Amniotic derived products are proliferating like zombies in the regenerative medicine world. So, what are those amniotic injection products? Amniotic fluid is produced during pregnancy. This fluid is surrounded by a membrane that forms like a sack or balloon, covering the fetus. Just before birth, this sack breaks and the fluid comes out. This is what people refers as “the water breaks”. This amniotic membrane and fluid contain stem cells and growth factors, so it is now being processed and marketed by several companies that buy them from tissue banks. The amniotic membrane is processed by freeze drying it and pulverizing it. It then sold as a powder in little vials, to be reconstituted at the doctor’s office before getting injected. This process kills all the cells that were alive in the membrane. As a matter of fact, the FDA approval for these products specifies that these are an extracellular matrix with NO live cells. Otherwise, these products would be considered “drugs” instead of “tissue” and the FDA would then require extensive and expensive clinical trials in order to approve them.
So, if all the cells that were originally in these membranes are killed, why are they useful for the treatment of musculoskeletal conditions? They can be useful because they contain a number of growth factors that help in tissue healing, much like platelet rich plasma (PRP) does. But, unlike PRP, these products have to be purchased (at steep prices), resulting in a significant cost increase when compared to PRP.

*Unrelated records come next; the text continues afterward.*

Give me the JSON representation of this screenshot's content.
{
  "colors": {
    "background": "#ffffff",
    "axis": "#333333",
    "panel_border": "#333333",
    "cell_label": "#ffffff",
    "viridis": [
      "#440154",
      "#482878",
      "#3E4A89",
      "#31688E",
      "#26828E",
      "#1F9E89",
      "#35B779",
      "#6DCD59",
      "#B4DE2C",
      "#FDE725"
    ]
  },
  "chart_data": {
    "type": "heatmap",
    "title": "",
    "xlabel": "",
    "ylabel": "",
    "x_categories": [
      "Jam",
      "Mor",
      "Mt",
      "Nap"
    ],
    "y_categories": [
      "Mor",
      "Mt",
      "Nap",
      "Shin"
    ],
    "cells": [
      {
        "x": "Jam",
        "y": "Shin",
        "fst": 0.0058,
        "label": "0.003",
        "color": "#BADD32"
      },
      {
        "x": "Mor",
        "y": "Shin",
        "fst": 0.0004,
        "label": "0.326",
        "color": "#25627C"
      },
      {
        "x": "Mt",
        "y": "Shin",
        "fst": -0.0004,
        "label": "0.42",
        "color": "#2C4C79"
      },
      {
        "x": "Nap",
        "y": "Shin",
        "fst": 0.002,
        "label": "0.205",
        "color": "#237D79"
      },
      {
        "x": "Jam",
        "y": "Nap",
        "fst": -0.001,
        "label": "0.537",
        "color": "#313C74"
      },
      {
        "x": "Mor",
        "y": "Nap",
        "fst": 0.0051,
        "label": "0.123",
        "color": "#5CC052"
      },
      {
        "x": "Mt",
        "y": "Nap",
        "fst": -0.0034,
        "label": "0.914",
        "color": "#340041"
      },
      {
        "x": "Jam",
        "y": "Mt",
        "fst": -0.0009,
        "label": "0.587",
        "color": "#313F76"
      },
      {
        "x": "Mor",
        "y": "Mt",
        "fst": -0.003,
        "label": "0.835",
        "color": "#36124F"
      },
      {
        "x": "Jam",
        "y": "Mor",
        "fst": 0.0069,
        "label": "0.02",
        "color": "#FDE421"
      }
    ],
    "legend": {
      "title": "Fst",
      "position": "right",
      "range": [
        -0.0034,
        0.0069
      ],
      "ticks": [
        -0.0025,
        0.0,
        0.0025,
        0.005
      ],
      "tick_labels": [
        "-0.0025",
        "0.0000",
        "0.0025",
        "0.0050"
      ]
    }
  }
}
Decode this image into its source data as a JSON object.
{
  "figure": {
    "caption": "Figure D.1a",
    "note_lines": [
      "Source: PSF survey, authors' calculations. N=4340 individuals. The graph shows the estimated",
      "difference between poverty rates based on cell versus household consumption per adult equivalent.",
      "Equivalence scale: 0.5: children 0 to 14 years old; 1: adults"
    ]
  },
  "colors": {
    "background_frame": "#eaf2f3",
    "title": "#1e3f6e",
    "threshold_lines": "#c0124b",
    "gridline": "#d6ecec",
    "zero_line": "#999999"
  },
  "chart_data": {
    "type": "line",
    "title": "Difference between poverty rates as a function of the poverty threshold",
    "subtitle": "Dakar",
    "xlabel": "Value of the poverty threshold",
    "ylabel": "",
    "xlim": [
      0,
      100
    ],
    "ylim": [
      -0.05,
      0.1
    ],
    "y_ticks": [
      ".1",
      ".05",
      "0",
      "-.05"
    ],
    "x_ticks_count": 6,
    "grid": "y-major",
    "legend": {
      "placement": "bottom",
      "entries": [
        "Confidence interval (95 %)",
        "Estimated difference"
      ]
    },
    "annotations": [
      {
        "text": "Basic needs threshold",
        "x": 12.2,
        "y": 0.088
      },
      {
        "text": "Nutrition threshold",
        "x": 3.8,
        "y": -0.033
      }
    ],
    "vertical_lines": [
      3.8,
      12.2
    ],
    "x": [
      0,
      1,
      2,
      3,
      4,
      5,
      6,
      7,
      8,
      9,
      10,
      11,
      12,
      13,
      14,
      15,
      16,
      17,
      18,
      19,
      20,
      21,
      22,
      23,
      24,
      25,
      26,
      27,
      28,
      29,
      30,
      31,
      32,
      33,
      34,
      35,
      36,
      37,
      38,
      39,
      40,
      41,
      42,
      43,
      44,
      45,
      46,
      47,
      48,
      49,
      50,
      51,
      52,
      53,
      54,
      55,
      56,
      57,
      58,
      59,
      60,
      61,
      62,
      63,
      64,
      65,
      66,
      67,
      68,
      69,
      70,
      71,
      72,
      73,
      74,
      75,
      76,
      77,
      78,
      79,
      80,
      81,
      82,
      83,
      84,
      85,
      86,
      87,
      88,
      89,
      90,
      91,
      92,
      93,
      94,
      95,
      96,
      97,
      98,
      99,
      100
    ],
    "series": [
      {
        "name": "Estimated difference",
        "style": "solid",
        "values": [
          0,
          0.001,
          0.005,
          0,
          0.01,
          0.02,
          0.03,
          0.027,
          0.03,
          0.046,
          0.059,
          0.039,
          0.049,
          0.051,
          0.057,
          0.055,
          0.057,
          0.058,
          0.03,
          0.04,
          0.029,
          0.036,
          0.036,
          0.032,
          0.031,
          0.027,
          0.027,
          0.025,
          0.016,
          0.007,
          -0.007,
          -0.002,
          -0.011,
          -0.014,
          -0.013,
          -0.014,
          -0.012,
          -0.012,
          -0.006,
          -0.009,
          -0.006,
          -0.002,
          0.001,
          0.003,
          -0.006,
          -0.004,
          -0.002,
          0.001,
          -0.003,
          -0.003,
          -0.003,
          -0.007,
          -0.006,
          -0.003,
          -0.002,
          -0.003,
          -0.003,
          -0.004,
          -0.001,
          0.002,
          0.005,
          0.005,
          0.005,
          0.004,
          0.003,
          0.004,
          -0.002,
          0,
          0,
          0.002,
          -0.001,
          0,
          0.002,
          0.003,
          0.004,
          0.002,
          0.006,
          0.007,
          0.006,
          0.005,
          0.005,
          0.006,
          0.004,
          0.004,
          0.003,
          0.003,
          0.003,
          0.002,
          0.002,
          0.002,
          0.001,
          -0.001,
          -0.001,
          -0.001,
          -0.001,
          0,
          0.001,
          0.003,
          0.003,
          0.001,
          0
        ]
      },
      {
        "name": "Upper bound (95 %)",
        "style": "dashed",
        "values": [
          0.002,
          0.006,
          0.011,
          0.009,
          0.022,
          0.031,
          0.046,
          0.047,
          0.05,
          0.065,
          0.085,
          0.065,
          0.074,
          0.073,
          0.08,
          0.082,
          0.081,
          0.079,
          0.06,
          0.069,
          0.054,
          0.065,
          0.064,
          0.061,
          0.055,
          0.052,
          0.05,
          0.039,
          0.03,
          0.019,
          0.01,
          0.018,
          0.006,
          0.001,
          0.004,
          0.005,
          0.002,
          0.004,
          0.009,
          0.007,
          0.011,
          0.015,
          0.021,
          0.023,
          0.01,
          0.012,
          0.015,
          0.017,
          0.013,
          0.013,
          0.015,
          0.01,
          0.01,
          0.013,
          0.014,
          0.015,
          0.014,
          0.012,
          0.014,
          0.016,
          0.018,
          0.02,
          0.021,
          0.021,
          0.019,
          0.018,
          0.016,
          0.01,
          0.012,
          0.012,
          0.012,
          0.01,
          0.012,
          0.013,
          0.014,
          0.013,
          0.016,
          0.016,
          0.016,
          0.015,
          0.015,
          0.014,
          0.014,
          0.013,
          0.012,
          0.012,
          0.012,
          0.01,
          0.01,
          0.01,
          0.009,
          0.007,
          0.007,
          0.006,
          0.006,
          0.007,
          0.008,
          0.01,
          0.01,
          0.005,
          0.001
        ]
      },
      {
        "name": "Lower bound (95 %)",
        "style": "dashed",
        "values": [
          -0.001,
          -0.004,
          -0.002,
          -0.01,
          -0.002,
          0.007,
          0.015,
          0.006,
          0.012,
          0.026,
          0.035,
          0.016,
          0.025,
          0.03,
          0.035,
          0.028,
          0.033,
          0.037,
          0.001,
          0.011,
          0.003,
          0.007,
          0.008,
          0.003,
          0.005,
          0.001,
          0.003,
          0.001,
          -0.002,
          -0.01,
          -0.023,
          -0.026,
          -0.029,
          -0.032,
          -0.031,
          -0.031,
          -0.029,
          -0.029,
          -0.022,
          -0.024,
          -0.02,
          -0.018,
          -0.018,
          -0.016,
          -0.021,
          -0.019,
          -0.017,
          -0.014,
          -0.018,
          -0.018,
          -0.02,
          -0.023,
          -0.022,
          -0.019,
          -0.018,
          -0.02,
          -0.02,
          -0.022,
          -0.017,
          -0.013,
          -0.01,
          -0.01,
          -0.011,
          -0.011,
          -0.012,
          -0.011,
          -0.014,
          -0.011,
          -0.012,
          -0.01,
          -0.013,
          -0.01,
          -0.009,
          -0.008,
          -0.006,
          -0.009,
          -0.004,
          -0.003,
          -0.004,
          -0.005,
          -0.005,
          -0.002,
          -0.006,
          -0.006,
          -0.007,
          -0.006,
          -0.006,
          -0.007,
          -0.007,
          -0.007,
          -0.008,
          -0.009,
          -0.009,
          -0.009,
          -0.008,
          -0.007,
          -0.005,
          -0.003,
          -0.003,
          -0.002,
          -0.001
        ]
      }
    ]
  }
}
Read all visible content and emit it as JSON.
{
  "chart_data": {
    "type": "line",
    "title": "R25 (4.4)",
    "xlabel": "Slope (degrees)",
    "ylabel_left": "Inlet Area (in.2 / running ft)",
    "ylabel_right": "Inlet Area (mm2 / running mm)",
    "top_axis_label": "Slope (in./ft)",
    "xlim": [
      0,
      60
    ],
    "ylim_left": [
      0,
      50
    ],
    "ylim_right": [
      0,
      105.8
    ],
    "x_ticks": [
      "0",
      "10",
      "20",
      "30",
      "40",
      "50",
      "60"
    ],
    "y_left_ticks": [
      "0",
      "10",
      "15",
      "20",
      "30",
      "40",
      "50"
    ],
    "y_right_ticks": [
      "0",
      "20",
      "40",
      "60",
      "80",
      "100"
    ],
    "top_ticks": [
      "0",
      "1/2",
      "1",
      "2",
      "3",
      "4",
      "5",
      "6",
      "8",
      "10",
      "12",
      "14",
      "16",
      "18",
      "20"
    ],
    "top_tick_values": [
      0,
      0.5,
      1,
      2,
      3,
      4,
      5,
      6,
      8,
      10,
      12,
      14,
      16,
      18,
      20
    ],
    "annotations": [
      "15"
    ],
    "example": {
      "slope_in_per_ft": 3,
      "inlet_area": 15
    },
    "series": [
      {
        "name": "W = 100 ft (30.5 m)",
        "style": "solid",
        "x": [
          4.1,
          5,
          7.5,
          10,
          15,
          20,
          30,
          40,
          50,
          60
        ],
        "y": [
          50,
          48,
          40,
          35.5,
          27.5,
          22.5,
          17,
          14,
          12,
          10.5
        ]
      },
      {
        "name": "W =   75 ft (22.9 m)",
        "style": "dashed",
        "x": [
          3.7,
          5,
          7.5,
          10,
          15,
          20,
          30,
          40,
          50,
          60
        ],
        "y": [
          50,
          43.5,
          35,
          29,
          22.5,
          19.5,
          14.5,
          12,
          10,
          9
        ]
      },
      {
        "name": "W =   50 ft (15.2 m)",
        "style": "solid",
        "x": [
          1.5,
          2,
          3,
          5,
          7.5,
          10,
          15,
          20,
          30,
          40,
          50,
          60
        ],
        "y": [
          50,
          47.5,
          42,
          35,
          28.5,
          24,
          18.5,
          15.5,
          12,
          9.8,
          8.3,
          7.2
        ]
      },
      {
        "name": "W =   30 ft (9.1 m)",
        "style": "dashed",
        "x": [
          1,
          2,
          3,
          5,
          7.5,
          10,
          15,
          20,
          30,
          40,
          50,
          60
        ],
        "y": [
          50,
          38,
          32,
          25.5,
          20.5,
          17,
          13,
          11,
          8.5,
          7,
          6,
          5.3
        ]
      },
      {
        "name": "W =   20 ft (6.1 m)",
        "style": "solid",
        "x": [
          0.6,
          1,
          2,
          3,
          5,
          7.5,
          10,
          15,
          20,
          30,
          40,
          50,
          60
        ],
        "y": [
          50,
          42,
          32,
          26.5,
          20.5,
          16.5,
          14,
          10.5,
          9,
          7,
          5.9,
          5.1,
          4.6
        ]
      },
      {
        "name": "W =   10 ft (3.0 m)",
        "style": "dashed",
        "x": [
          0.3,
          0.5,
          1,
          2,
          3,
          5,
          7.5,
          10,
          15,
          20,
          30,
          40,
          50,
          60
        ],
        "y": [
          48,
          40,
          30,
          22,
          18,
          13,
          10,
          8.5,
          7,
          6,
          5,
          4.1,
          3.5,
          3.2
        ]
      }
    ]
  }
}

Unfortunately, trying to capitalize on the increasing popularity of stem cells in the treatment of musculoskeletal conditions, these amniotic derived products are being widely marketed as “stem cell therapy”. This is done mostly by the sales reps selling these products and by orthopedic surgeons using them. As we explained above, when the amniotic membrane or fluid is processed and put in little vials for selling, all the cells are killed. As a matter of fact that is a requirement due to the FDA approval process for these products. So, how can this be a “stem cell therapy’? Well, it’s not.
When these products are being marketed as “stem cell therapies’ someone is being lied to: either the FDA or the patients. The FDA is monitoring this and it has issued several warning letters to manufacturers of amniotic derived products due to their misleading marketing techniques. That has resulted in several of these companies issuing statements that their products contain no viable cells. The fact that these products contain no live cells is something that was confirmed by an independent lab from the Interventional Orthopedics Foundation. They tested several of amniotic product and found no living cells. But, that doesn’t prevent many of the clinics using these products to keep marketing it as “stem cell therapy” to a public that doesn’t understand the difference.
Be smart. If you are looking into stem cell therapies, and come across any of these clinics using amniotic derived products using deceptive marketing techniques, keep looking. If you find a clinic you like, ask them where the stem cells come from. The only way you can get stem cell therapy, with real stem cells, in the USA is if those cells have been harvested from your own body.